Suivre le destin d’un mal-parti au profil caricatural d’adolescent désocialisé, n’a rien a priori de très original : tous les « petits criminels » du cinéma se ressemblent. Malony ne fait pas exception à la règle ; pourtant sa trajectoire à l’écran apparaît comme réellement singulière, car Emmanuelle Bercot, en mettant en images son dossier, son « casier », donne une cohérence au désordre de ses actes. Il y a là une sacrée gageure : Malony accomplit une suite de faits incompréhensibles et illogiques, manque de saisir une invraisemblable série de mains tendues, multiplie les provocations gratuites, ajoute à ses erreurs des fautes qu’il aggrave en délits, voire en crimes ! Et cependant, chaque étape participe de sa (re)construction. Chaque rechute contribue à faire germer davantage l’adulte conscient en lui, à dissiper cette colère primitive qui est son seul langage. Tout ce qui l’éloigne de la toxicité maternelle, enfin, accélère sa mue vers l’être civilisé. Il faut le voir incapable de tenir un stylo, d’écrire, de parler sans exploser, baiser (violer) dans l’animalité au début de son parcours ; puis verbaliser ses sentiments, peu à peu. Ouvrir les vannes. Pleurant. Lâcher des « je t’aime » à qui l’a aidé.

Vraies gens

Projet de pochette pour l’album Off the Wall de Michael Jackson, finalement non retenu (on ne sait pas pourquoi…)Photo © Wild Bunch Drstribution
Projet de pochette pour l’album Off the Wall de Michael Jackson,
finalement non retenu (on ne sait pas pourquoi…) Photo © Wild Bunch Drstribution

La Tête haute change également la donne de la représentation. Au fil du temps, la majorité des films traitant de problématiques sociales ont fini par adopter les mêmes conventions esthétiques et narratives, histoire de se conformer à l’estampe « réaliste » — comme la caméra à l’épaule, codant l’instabilité et témoignant d’une volonté documentarisante. Emmanuelle Bercot s’abstrait de ces procédés devenus clichés. Et son image posée n’empêche pas de raconter les bureaux trop étroits, saturés de dossiers, de la protection de l’enfance. Ici, la banlieue déshéritée s’inscrit dans un cadre soigné ; le dialogue, où voisine le parler châtié de la juge et les répliques hérissées, à la syntaxe approximative, de Malony et de sa mère, fait authentique, pas « écrit ». Les silhouettes, enfin, qui gravitent dans leur entourage, ne sont pas des faire-valoir ou des prétextes, mais de vraies gueules du bas l’échelle — tel ce bistroquet mutilé de la voix, éphémère maître de stage du jeune protagoniste — incarnées par des non-comédiens comme Rod Paradot, alias Malony. Moins des personnages que des personnes.

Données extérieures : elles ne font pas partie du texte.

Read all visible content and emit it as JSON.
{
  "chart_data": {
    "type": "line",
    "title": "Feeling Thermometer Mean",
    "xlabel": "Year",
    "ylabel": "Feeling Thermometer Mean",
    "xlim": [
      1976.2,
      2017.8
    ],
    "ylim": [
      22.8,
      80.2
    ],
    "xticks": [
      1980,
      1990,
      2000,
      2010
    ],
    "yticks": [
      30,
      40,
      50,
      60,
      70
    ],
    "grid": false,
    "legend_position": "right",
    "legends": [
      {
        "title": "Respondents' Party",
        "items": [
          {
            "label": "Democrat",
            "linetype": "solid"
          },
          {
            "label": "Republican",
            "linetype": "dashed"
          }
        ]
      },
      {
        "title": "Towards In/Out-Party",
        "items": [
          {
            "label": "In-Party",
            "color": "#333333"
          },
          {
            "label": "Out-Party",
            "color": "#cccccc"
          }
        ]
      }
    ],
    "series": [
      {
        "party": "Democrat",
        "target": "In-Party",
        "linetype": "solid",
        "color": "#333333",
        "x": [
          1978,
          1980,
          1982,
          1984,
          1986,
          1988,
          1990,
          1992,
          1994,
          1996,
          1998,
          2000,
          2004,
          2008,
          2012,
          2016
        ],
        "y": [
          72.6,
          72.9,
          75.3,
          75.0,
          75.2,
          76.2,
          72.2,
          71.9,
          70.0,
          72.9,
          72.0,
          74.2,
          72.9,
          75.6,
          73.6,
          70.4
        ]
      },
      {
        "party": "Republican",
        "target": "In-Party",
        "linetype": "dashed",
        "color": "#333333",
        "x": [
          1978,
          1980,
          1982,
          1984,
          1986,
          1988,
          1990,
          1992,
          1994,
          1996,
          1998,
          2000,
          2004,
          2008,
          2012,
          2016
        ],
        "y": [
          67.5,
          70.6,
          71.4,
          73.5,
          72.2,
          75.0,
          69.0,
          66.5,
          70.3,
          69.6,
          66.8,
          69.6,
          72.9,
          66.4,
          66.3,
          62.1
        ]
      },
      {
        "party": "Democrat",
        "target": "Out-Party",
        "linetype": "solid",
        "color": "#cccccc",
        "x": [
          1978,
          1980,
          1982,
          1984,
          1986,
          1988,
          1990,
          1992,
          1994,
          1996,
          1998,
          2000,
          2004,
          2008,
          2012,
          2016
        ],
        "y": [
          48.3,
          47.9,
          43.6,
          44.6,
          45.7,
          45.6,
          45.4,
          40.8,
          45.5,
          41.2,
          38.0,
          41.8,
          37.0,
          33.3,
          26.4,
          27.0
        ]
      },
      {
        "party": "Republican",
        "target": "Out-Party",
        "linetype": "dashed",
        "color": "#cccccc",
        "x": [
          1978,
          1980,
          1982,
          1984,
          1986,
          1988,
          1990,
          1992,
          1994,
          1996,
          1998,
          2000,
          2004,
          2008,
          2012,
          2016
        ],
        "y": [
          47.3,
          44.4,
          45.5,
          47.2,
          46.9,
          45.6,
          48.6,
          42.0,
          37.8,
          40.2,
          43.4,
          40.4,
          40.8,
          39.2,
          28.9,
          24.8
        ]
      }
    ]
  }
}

De l’usage de l’inconscient

Un film n’achève pas sa course créative sur l’écran dans l’immédiateté de la projection, car le spectateur en poursuit inconsciemment la construction ; il l’étaie à partir de matériaux dont il dispose en son for intérieur… mais dont un cinéaste peut soupçonner l’existence. C’est à dessein qu’Emmanuelle Bercot a fait appel à Benoît Magimel pour incarner Yann, l’éducateur ayant lui-même un passé d’adolescent délinquant. Elle ne peut ignorer que le public va associer au personnage des images de jeunesse du comédien découvert à 13 ans dans La Vie est un long fleuve tranquille, validant ses évocations du passé dans la fiction. Et renforçant l’épaisseur réaliste de Yann, au profit global du film. De même, le fait que Magimel ait réussi à bâtir une carrière, à « survivre » à son statut artistiquement précaire d’enfant-comédien (combien tombent dans l’oubli, l’âge ingrat passé !), contribue à prouver qu’une jeunesse pétrie d’incertitudes peut déboucher un vie d’adulte équilibrée. Le symbole de la transmission de témoin entre générations n’étonne pas de la part d’Emmanuelle Bercot : elle le traite de manière plus ou moins détournée dans quasiment tous ses films depuis ses débuts dans le court métrage. La Tête haute constitue un aboutissement.

Affiche de La Tête haute © DR


La Tête haute, de Emmanuelle Bercot (Drame, France, 2 h), avec Rod Paradot, Catherine Deneuve, Benoît Magimel, Sara Forestier… Sur les écrans le 13/05/2015.